For twenty-eight years I have been imprisoned: an eternity of solitary, lugubrious winters and sweltering Philadelphia summers. I ask myself sometimes which is worse and I have found in myself no suitable answer.
Of my kind, I am among the last and, almost certainly, the only remaining in captivity. We lived on an archipelago, an evolutionary dead end in the South Pacific, where the years passed in Edenic contemplation of the order behind nature's most colorful abstractions. My scat redistributed fruit seeds around the islands and nourished the very soil. It was a carefully balanced yet sturdy ecosystem and I often worry of the extent to which my absence from it has been felt.
We of course had no need of nature's camouflages, of any ability to blend into the background – we were the background, upon which the splendor of the natural world unfurled each morning. There exists a certain and hideous irony in the fact that my bright green feathers and blue eyebrows attracted my predators rather than repelled them.
My captors came bearing notebooks, tape recorders, and rifles. I remember the loud report of their voices but did not yet know the words nor now can find meaning in them. I was shot, drugged. Manacled for my passage to this stifling world, to this concrete O. I awoke castrated.
I knew no precedent for the despair or for the temperatures I faced during that first winter. My feathers molted and in the span of a month were reborn as fur. Scars still ring my ankles where it obstinately refuses to grow. My beak, perfectly adapted for the luring of nectar from a variety of large flora and smaller cephalopods from amid my native coral, proved incompatible with your food and I nearly starved. My handlers, as I began to think of those two men, began frappéing my meals – bananas mostly, and exotic berries of amazing delectability – and placing plastic tubs of the liquid in a corner of the 10' x 12' x 10' kennel that became my home. Once a week they would noisily return to refill them and hose my wastes into a drain built into the floor.
At night, there were rats.
My cage stood in the corner of a vast storage space beneath the right-field foul territory of Veteran's Stadium, a room shared by the grounds crew, the marketing department, and even some members of team, whose faces changed from year to year but who sometimes left behind boxes of clothing and, in one case, an old motorcycle. It was also the room in which the Eagles cheerleaders – creatures far more worthy than I of your pity – undressed in winter, at which times a tarp typically used to protect the infield from rain was placed over my cage. A bolted door led to the home clubhouse. The window was blackened out but someone had chipped away at the paint with the desperation of a man scratching off a lottery ticket with his last quarter.
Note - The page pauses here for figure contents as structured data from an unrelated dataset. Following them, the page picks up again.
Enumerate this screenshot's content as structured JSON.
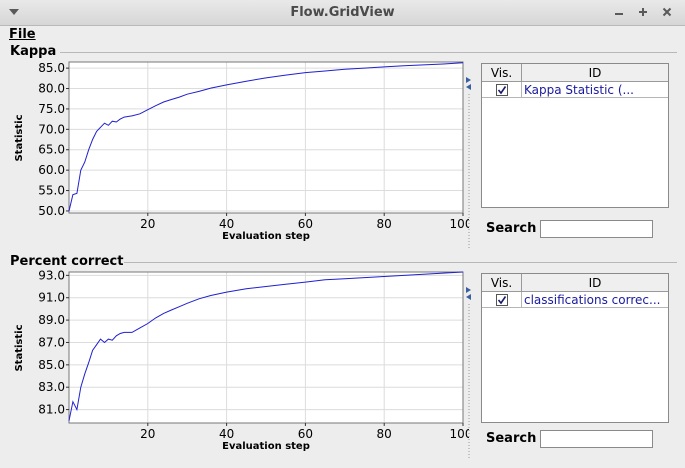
{
  "window": {
    "title": "Flow.GridView"
  },
  "menu": {
    "file": "File"
  },
  "panels": [
    {
      "title": "Kappa",
      "search_label": "Search",
      "search_value": "",
      "table": {
        "headers": {
          "vis": "Vis.",
          "id": "ID"
        },
        "rows": [
          {
            "visible": true,
            "id": "Kappa Statistic (..."
          }
        ]
      }
    },
    {
      "title": "Percent correct",
      "search_label": "Search",
      "search_value": "",
      "table": {
        "headers": {
          "vis": "Vis.",
          "id": "ID"
        },
        "rows": [
          {
            "visible": true,
            "id": "classifications correc..."
          }
        ]
      }
    }
  ],
  "colors": {
    "line": "#1f1fd0",
    "background": "#ededed"
  },
  "chart_data": [
    {
      "type": "line",
      "xlabel": "Evaluation step",
      "ylabel": "Statistic",
      "xlim": [
        0,
        100
      ],
      "ylim": [
        49.5,
        86.5
      ],
      "x_ticks": [
        20,
        40,
        60,
        80,
        100
      ],
      "y_ticks": [
        50.0,
        55.0,
        60.0,
        65.0,
        70.0,
        75.0,
        80.0,
        85.0
      ],
      "grid": true,
      "series": [
        {
          "color": "#1f1fd0",
          "x": [
            0,
            1,
            2,
            3,
            4,
            5,
            6,
            7,
            8,
            9,
            10,
            11,
            12,
            13,
            14,
            16,
            18,
            20,
            22,
            24,
            26,
            28,
            30,
            33,
            36,
            40,
            45,
            50,
            55,
            60,
            65,
            70,
            75,
            80,
            85,
            90,
            95,
            100
          ],
          "y": [
            50.0,
            54.0,
            54.3,
            60.0,
            62.0,
            65.0,
            67.5,
            69.5,
            70.5,
            71.5,
            71.0,
            72.0,
            71.8,
            72.5,
            73.0,
            73.3,
            73.8,
            74.8,
            75.8,
            76.7,
            77.3,
            77.9,
            78.6,
            79.3,
            80.1,
            80.9,
            81.8,
            82.6,
            83.3,
            83.9,
            84.3,
            84.7,
            85.0,
            85.3,
            85.6,
            85.8,
            86.0,
            86.3
          ]
        }
      ]
    },
    {
      "type": "line",
      "xlabel": "Evaluation step",
      "ylabel": "Statistic",
      "xlim": [
        0,
        100
      ],
      "ylim": [
        79.8,
        93.3
      ],
      "x_ticks": [
        20,
        40,
        60,
        80,
        100
      ],
      "y_ticks": [
        81.0,
        83.0,
        85.0,
        87.0,
        89.0,
        91.0,
        93.0
      ],
      "grid": true,
      "series": [
        {
          "color": "#1f1fd0",
          "x": [
            0,
            1,
            2,
            3,
            4,
            5,
            6,
            7,
            8,
            9,
            10,
            11,
            12,
            13,
            14,
            16,
            18,
            20,
            22,
            24,
            26,
            28,
            30,
            33,
            36,
            40,
            45,
            50,
            55,
            60,
            65,
            70,
            75,
            80,
            85,
            90,
            95,
            100
          ],
          "y": [
            80.0,
            81.7,
            81.0,
            83.0,
            84.2,
            85.2,
            86.3,
            86.8,
            87.3,
            87.0,
            87.3,
            87.2,
            87.6,
            87.8,
            87.9,
            87.9,
            88.3,
            88.7,
            89.2,
            89.6,
            89.9,
            90.2,
            90.5,
            90.9,
            91.2,
            91.5,
            91.8,
            92.0,
            92.2,
            92.4,
            92.6,
            92.7,
            92.8,
            92.9,
            93.0,
            93.1,
            93.2,
            93.3
          ]
        }
      ]
    }
  ]
}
A dozen shades of nail polish covered a hundred peepholes in the layer of otherwise opaque latex separating me from the players.
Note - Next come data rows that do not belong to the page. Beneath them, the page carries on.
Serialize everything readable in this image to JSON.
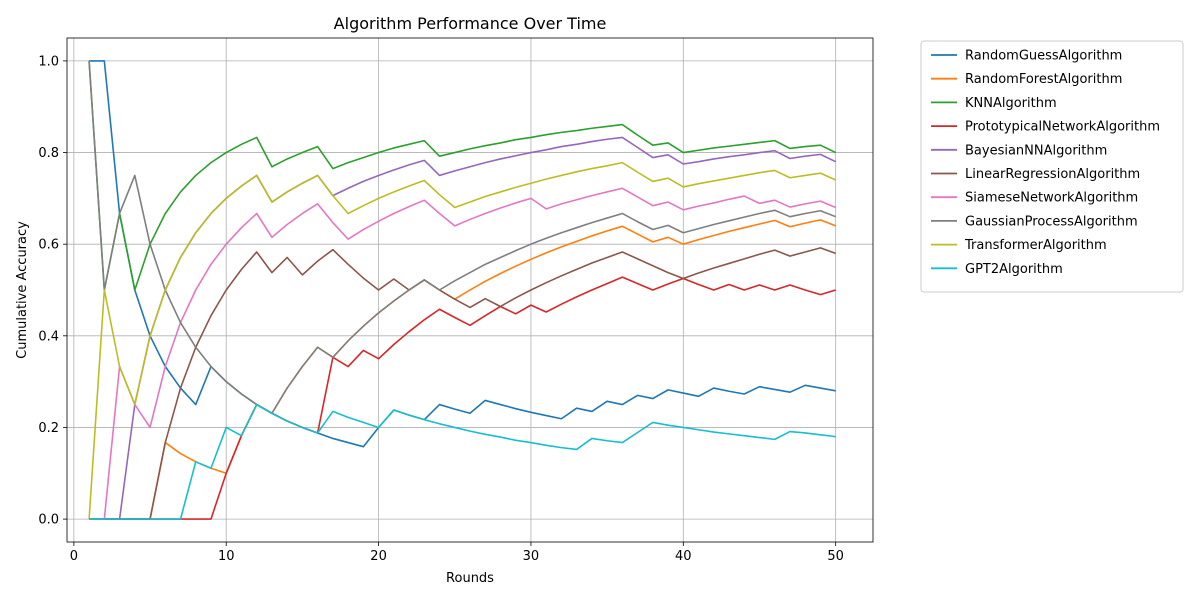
{
  "chart_data": {
    "type": "line",
    "title": "Algorithm Performance Over Time",
    "xlabel": "Rounds",
    "ylabel": "Cumulative Accuracy",
    "xlim": [
      -0.45,
      52.45
    ],
    "ylim": [
      -0.05,
      1.05
    ],
    "xticks": [
      0,
      10,
      20,
      30,
      40,
      50
    ],
    "yticks": [
      0.0,
      0.2,
      0.4,
      0.6,
      0.8,
      1.0
    ],
    "ytick_labels": [
      "0.0",
      "0.2",
      "0.4",
      "0.6",
      "0.8",
      "1.0"
    ],
    "grid": true,
    "legend": "outside-right",
    "x": [
      1,
      2,
      3,
      4,
      5,
      6,
      7,
      8,
      9,
      10,
      11,
      12,
      13,
      14,
      15,
      16,
      17,
      18,
      19,
      20,
      21,
      22,
      23,
      24,
      25,
      26,
      27,
      28,
      29,
      30,
      31,
      32,
      33,
      34,
      35,
      36,
      37,
      38,
      39,
      40,
      41,
      42,
      43,
      44,
      45,
      46,
      47,
      48,
      49,
      50
    ],
    "series": [
      {
        "name": "RandomGuessAlgorithm",
        "color": "#1f77b4",
        "values": [
          1,
          1,
          0.667,
          0.5,
          0.4,
          0.333,
          0.286,
          0.25,
          0.333,
          0.3,
          0.273,
          0.25,
          0.231,
          0.214,
          0.2,
          0.188,
          0.176,
          0.167,
          0.158,
          0.2,
          0.238,
          0.227,
          0.217,
          0.25,
          0.24,
          0.231,
          0.259,
          0.25,
          0.241,
          0.233,
          0.226,
          0.219,
          0.242,
          0.235,
          0.257,
          0.25,
          0.27,
          0.263,
          0.282,
          0.275,
          0.268,
          0.286,
          0.279,
          0.273,
          0.289,
          0.283,
          0.277,
          0.292,
          0.286,
          0.28
        ]
      },
      {
        "name": "RandomForestAlgorithm",
        "color": "#ff7f0e",
        "values": [
          0,
          0,
          0,
          0,
          0,
          0.167,
          0.143,
          0.125,
          0.111,
          0.1,
          0.182,
          0.25,
          0.231,
          0.286,
          0.333,
          0.375,
          0.353,
          0.389,
          0.421,
          0.45,
          0.476,
          0.5,
          0.522,
          0.5,
          0.48,
          0.5,
          0.519,
          0.536,
          0.552,
          0.567,
          0.581,
          0.594,
          0.606,
          0.618,
          0.629,
          0.639,
          0.622,
          0.605,
          0.615,
          0.6,
          0.61,
          0.619,
          0.628,
          0.636,
          0.644,
          0.652,
          0.638,
          0.646,
          0.653,
          0.64
        ]
      },
      {
        "name": "KNNAlgorithm",
        "color": "#2ca02c",
        "values": [
          1,
          0.5,
          0.667,
          0.5,
          0.6,
          0.667,
          0.714,
          0.75,
          0.778,
          0.8,
          0.818,
          0.833,
          0.769,
          0.786,
          0.8,
          0.813,
          0.765,
          0.778,
          0.789,
          0.8,
          0.81,
          0.818,
          0.826,
          0.792,
          0.8,
          0.808,
          0.815,
          0.821,
          0.828,
          0.833,
          0.839,
          0.844,
          0.848,
          0.853,
          0.857,
          0.861,
          0.838,
          0.816,
          0.821,
          0.8,
          0.805,
          0.81,
          0.814,
          0.818,
          0.822,
          0.826,
          0.809,
          0.813,
          0.816,
          0.8
        ]
      },
      {
        "name": "PrototypicalNetworkAlgorithm",
        "color": "#d62728",
        "values": [
          0,
          0,
          0,
          0,
          0,
          0,
          0,
          0,
          0,
          0.1,
          0.182,
          0.25,
          0.231,
          0.214,
          0.2,
          0.188,
          0.353,
          0.333,
          0.368,
          0.35,
          0.381,
          0.409,
          0.435,
          0.458,
          0.44,
          0.423,
          0.444,
          0.464,
          0.448,
          0.467,
          0.452,
          0.469,
          0.485,
          0.5,
          0.514,
          0.528,
          0.514,
          0.5,
          0.513,
          0.525,
          0.512,
          0.5,
          0.512,
          0.5,
          0.511,
          0.5,
          0.511,
          0.5,
          0.49,
          0.5
        ]
      },
      {
        "name": "BayesianNNAlgorithm",
        "color": "#9467bd",
        "values": [
          0,
          0,
          0,
          0.25,
          0.4,
          0.5,
          0.571,
          0.625,
          0.667,
          0.7,
          0.727,
          0.75,
          0.692,
          0.714,
          0.733,
          0.75,
          0.706,
          0.722,
          0.737,
          0.75,
          0.762,
          0.773,
          0.783,
          0.75,
          0.76,
          0.769,
          0.778,
          0.786,
          0.793,
          0.8,
          0.806,
          0.813,
          0.818,
          0.824,
          0.829,
          0.833,
          0.811,
          0.789,
          0.795,
          0.775,
          0.78,
          0.786,
          0.791,
          0.795,
          0.8,
          0.804,
          0.787,
          0.792,
          0.796,
          0.78
        ]
      },
      {
        "name": "LinearRegressionAlgorithm",
        "color": "#8c564b",
        "values": [
          0,
          0,
          0,
          0,
          0,
          0.167,
          0.286,
          0.375,
          0.444,
          0.5,
          0.545,
          0.583,
          0.538,
          0.571,
          0.533,
          0.563,
          0.588,
          0.556,
          0.526,
          0.5,
          0.524,
          0.5,
          0.522,
          0.5,
          0.48,
          0.462,
          0.481,
          0.464,
          0.483,
          0.5,
          0.516,
          0.531,
          0.545,
          0.559,
          0.571,
          0.583,
          0.568,
          0.553,
          0.538,
          0.525,
          0.537,
          0.548,
          0.558,
          0.568,
          0.578,
          0.587,
          0.574,
          0.583,
          0.592,
          0.58
        ]
      },
      {
        "name": "SiameseNetworkAlgorithm",
        "color": "#e377c2",
        "values": [
          0,
          0,
          0.333,
          0.25,
          0.2,
          0.333,
          0.429,
          0.5,
          0.556,
          0.6,
          0.636,
          0.667,
          0.615,
          0.643,
          0.667,
          0.688,
          0.647,
          0.611,
          0.632,
          0.65,
          0.667,
          0.682,
          0.696,
          0.667,
          0.64,
          0.654,
          0.667,
          0.679,
          0.69,
          0.7,
          0.677,
          0.688,
          0.697,
          0.706,
          0.714,
          0.722,
          0.703,
          0.684,
          0.692,
          0.675,
          0.683,
          0.69,
          0.698,
          0.705,
          0.689,
          0.696,
          0.681,
          0.688,
          0.694,
          0.68
        ]
      },
      {
        "name": "GaussianProcessAlgorithm",
        "color": "#7f7f7f",
        "values": [
          1,
          0.5,
          0.667,
          0.75,
          0.6,
          0.5,
          0.429,
          0.375,
          0.333,
          0.3,
          0.273,
          0.25,
          0.231,
          0.286,
          0.333,
          0.375,
          0.353,
          0.389,
          0.421,
          0.45,
          0.476,
          0.5,
          0.522,
          0.5,
          0.52,
          0.538,
          0.556,
          0.571,
          0.586,
          0.6,
          0.613,
          0.625,
          0.636,
          0.647,
          0.657,
          0.667,
          0.649,
          0.632,
          0.641,
          0.625,
          0.634,
          0.643,
          0.651,
          0.659,
          0.667,
          0.674,
          0.66,
          0.667,
          0.673,
          0.66
        ]
      },
      {
        "name": "TransformerAlgorithm",
        "color": "#bcbd22",
        "values": [
          0,
          0.5,
          0.333,
          0.25,
          0.4,
          0.5,
          0.571,
          0.625,
          0.667,
          0.7,
          0.727,
          0.75,
          0.692,
          0.714,
          0.733,
          0.75,
          0.706,
          0.667,
          0.684,
          0.7,
          0.714,
          0.727,
          0.739,
          0.708,
          0.68,
          0.692,
          0.704,
          0.714,
          0.724,
          0.733,
          0.742,
          0.75,
          0.758,
          0.765,
          0.771,
          0.778,
          0.757,
          0.737,
          0.744,
          0.725,
          0.732,
          0.738,
          0.744,
          0.75,
          0.756,
          0.761,
          0.745,
          0.75,
          0.755,
          0.74
        ]
      },
      {
        "name": "GPT2Algorithm",
        "color": "#17becf",
        "values": [
          0,
          0,
          0,
          0,
          0,
          0,
          0,
          0.125,
          0.111,
          0.2,
          0.182,
          0.25,
          0.231,
          0.214,
          0.2,
          0.188,
          0.235,
          0.222,
          0.211,
          0.2,
          0.238,
          0.227,
          0.217,
          0.208,
          0.2,
          0.192,
          0.185,
          0.179,
          0.172,
          0.167,
          0.161,
          0.156,
          0.152,
          0.176,
          0.171,
          0.167,
          0.189,
          0.211,
          0.205,
          0.2,
          0.195,
          0.19,
          0.186,
          0.182,
          0.178,
          0.174,
          0.191,
          0.188,
          0.184,
          0.18
        ]
      }
    ]
  }
}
In the years that followed, I heard everything that transpired in the clubhouse, from Rose's increasingly agitated calls to his bookie to Sarge splintering a Louisville Slugger on a locked cooler of beer to Eisenreich ruthlessly hollering obscenities at himself.
For their amusement, my handlers forced me to go without food for a month and then placed half a dozen cheesesteaks into the electrical blender. The very odor of slaughtered and rancid meat brought to mind the ancient stories of my kind who, long ago, with the blessings of our shaman, resorted to cannibalism in an unsuccessful and short-lived attempt to stave off our rapidly more apparent extinction. The liquid concoction of flesh and bread, onion and Cheez Whiz became my only hope of survival, my final salvation. I will tell you, reader, I ate it – and it was delicious.
My appetite pleased the men and more dietary transgressions followed: Soft pretzels, Italian hoagies, peanut shells, hotdogs, sometimes all at once and blended with beer. To this day I resent with all of my heart the rancor with which they experimented upon me, but I am forced to concede that my love of your foods has comforted me through many dark nights spent shivering in this cage.
The abuses I suffered at their hands however had only begun, and as of this writing has shown only the most perfunctory signs of abating.